Calling Anthropic two-faced for depicting itself as a “white knight of the AI industry” while allegedly lying about AI scraping, Reddit painted Anthropic as the worst among major AI players. While Anthropic rivals like OpenAI and Google paid Reddit to license data—and, crucially, agreed to “Reddit’s licensing terms that protect Reddit and its users’ interests and privacy” and require AI companies to respect Redditors’ deletions—Anthropic wouldn’t participate in licensing talks, Reddit alleged.

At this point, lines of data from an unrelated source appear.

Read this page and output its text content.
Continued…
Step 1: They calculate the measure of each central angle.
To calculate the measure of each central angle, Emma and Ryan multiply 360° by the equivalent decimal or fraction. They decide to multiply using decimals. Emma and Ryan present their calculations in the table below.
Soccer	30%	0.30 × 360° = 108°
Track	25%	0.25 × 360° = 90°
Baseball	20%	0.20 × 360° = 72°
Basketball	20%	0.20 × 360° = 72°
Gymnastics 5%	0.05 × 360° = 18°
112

“Unlike its competitors, Anthropic has refused to agree to respect Reddit users’ basic privacy rights, including removing deleted posts from its systems,” Reddit’s complaint said.
Reddit alleged that its value as a community platform depends on only licensing data to AI companies that agree that “if a Reddit user deletes a post or comment,” Reddit’s Compliance API can automatically push a notification prompting licensees “to delete that content, thereby respecting the Reddit user’s wishes.” Otherwise, Redditors won’t trust that their deleted posts will truly be deleted.
According to Reddit, Anthropic knew that commercial uses of Redditors’ posts were prohibited by Reddit’s user agreement. The agreement also applies to Anthropic’s ClaudeBot, which scrapes content to fuel its chatbot Claude, Reddit noted. But “Anthropic does not care about Reddit’s rules or users: it believes it is entitled to take whatever content it wants and use that content however it desires, with impunity,” Reddit said.
Reddit is seeking a court order blocking Anthropic from scraping Reddit without the proper compensation and consent of users. It has accused Anthropic of unjust enrichment, collecting subscription fees for its products and striking lucrative deals worth tens of billions to license its AI models without ever paying Reddit for allegedly helping to train those products.